Students must take into account the different theoretical approaches analyzed in class when evaluating the chosen method/program of language teaching, and choose a problem, phenomenon, dataset or topic of interest for him or her, and use at least two of the three blocks to write a Notebook about it. There is no minimal extension for the Notebook, as long as the project covers all the aspects. The final project is divided in three parts:

  • Proposal (5%). One page that clearly outlines what the student has in mind for the final project. A preliminary bibliography must be provided.
  • Notebook (20%). The project itself bill be an IPython Notebook, since that is the best way to evaluate the acquired skills in exploratory programming.
  • Presentation (14%). Oral presentations will be made in class, at the end of the course, and the format is totally up to the student.

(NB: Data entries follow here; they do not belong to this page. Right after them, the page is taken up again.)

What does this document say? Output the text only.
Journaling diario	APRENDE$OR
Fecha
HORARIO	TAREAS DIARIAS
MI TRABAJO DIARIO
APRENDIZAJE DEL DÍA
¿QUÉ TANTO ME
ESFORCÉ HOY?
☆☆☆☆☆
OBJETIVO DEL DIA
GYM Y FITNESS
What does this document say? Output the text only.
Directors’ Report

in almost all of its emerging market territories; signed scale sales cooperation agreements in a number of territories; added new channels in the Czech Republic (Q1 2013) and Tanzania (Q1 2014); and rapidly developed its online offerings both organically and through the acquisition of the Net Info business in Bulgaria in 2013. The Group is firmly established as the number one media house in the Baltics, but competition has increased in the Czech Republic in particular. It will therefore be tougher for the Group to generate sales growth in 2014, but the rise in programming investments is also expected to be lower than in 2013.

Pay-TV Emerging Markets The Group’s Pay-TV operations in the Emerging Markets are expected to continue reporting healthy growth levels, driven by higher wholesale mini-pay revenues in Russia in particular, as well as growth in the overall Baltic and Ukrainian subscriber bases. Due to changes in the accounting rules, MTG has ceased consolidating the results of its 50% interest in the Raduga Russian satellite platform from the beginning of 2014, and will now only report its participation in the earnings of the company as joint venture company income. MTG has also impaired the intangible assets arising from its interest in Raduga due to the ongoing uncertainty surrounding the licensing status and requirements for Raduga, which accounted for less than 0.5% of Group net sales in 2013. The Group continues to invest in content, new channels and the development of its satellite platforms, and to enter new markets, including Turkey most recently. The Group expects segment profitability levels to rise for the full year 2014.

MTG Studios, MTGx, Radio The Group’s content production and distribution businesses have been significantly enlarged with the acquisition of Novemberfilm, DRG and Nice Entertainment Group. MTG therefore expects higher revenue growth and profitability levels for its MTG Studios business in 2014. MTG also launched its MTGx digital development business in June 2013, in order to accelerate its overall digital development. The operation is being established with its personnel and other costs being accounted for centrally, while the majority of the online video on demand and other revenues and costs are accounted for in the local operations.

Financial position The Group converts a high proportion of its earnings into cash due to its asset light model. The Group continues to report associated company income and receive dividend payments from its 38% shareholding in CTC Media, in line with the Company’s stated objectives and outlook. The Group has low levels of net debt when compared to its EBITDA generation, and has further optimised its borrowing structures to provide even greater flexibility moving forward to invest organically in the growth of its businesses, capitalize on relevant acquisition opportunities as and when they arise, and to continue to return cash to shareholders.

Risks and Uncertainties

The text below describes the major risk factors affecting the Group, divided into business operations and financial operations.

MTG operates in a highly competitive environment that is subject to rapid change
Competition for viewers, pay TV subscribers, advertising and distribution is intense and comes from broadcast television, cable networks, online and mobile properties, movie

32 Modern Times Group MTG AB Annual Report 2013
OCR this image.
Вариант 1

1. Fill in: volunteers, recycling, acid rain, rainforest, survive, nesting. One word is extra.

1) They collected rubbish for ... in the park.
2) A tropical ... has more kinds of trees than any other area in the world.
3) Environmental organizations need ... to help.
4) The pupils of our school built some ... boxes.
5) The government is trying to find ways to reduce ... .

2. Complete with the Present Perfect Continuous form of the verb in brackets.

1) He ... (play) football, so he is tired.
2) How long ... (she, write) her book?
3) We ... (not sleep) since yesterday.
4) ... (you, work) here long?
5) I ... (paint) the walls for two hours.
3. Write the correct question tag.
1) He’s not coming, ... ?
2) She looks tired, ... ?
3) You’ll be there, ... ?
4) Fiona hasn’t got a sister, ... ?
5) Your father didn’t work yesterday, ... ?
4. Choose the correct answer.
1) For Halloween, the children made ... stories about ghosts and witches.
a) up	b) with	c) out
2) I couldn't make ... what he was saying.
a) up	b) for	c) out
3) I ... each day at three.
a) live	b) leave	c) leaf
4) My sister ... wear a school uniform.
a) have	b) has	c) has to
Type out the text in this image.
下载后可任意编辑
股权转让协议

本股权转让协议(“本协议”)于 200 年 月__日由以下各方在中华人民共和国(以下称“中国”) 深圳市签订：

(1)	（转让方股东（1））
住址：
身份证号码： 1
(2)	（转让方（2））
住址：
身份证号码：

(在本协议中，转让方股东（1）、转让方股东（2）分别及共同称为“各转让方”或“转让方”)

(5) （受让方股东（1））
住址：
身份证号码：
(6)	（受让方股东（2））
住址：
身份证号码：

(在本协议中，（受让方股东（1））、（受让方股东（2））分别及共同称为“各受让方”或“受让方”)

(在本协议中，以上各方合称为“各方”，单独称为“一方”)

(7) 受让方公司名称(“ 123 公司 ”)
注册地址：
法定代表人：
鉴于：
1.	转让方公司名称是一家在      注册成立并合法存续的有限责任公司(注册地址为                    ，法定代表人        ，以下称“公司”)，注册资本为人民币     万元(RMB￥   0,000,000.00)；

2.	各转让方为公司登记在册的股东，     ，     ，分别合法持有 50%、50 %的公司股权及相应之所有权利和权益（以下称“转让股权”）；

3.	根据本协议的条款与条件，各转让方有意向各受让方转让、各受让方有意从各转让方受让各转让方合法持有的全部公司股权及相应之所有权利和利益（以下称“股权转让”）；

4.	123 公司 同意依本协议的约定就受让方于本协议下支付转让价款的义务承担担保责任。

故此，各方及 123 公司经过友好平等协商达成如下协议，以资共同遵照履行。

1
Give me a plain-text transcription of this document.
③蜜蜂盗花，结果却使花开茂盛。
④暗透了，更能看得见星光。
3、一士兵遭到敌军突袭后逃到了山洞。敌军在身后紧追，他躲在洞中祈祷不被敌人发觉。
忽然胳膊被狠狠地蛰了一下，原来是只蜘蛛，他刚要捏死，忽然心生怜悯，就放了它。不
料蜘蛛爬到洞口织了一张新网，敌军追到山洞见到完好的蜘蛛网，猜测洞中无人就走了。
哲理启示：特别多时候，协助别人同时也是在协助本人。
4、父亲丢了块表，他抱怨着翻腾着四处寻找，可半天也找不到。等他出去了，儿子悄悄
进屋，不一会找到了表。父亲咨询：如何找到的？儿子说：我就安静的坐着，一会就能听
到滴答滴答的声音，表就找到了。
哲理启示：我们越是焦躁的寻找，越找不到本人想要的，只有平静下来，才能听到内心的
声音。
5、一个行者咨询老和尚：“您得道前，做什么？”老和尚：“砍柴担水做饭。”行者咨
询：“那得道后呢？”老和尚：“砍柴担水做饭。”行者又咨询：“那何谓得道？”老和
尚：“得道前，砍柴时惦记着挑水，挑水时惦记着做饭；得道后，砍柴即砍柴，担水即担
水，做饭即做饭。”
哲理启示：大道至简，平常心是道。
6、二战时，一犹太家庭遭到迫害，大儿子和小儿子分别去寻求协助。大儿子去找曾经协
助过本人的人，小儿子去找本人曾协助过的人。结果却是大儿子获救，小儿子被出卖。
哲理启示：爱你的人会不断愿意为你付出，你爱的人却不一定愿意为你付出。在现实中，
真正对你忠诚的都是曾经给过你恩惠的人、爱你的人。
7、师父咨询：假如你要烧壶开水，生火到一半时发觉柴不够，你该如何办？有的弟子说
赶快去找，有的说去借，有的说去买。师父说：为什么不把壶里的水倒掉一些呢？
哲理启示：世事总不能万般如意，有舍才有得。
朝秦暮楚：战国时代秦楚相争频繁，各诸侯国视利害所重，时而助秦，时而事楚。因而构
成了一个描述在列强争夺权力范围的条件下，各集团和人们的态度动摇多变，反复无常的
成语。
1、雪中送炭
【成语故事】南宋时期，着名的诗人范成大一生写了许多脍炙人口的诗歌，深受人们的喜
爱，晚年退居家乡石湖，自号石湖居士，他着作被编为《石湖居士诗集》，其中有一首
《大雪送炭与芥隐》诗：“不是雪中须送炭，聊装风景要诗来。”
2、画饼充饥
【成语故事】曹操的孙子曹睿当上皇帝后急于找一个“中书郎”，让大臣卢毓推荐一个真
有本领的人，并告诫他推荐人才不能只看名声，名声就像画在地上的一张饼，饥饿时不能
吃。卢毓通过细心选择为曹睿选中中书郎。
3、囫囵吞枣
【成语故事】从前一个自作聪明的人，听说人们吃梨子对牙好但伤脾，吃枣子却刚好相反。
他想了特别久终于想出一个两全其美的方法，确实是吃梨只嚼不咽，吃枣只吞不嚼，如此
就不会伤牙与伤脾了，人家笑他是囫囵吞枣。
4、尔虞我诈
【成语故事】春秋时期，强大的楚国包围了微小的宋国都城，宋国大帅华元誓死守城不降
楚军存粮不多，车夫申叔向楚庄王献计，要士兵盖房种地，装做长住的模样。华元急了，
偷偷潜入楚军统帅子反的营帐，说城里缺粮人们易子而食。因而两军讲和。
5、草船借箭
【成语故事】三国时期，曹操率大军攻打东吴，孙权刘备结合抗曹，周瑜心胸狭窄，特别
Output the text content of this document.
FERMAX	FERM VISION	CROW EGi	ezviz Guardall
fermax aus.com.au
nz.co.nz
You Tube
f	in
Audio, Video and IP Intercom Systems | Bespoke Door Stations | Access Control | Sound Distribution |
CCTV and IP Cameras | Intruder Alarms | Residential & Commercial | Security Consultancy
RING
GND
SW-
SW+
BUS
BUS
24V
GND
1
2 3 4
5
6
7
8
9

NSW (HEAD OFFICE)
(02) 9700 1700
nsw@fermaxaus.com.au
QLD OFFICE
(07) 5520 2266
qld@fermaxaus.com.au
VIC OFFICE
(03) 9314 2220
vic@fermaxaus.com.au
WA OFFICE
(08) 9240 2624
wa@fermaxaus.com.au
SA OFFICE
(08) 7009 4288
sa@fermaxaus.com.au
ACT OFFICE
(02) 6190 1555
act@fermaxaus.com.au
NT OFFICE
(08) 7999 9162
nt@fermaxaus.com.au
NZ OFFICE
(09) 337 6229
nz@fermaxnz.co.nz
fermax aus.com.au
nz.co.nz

Note: Depending on the number of students, final projects might be carried out in groups, since there is only 2 classes for all the oral presentations.

Plagiarism

Plagiarism is a major academic offence (see Scholastic Offense Policy in the Western Academic Calendar). Plagiarism is the inclusion of someone else’s verbatim or paraphrased text in one’s own written work without immediate reference. Verbatim text must be surrounded by quotation marks or identified if it is no longer that four lines. A reference must follow right after borrowed material (usually the author’s name and page number). Without immediate reference to borrowed material, a list of courses at the end of a written assignment does not protect a writer against the possible charge of plagiarism. Western University Ontario uses a plagiarism-checking service called Turnitin.

Absenteeism

Students seeking academic accommodation on medical grounds for any missed tests, exams, participation components and/or assignments must apply to the Academic Counselling office of their home faculty and provide documentation. Academic accommodation cannot be granted by the instructor or department.

Accessibility Statement

Please contact the course instructor if you require material in an alternate format or if you require any other arrangements to make this course more accessible to you. You may also wish to contact Services for Students with Disabilities (SSD) at 661-2111 x 82147 for any specific question regarding an accommodation

Calendar

The schedule of classes and deadlines for assignments can be consulted in the course calendar.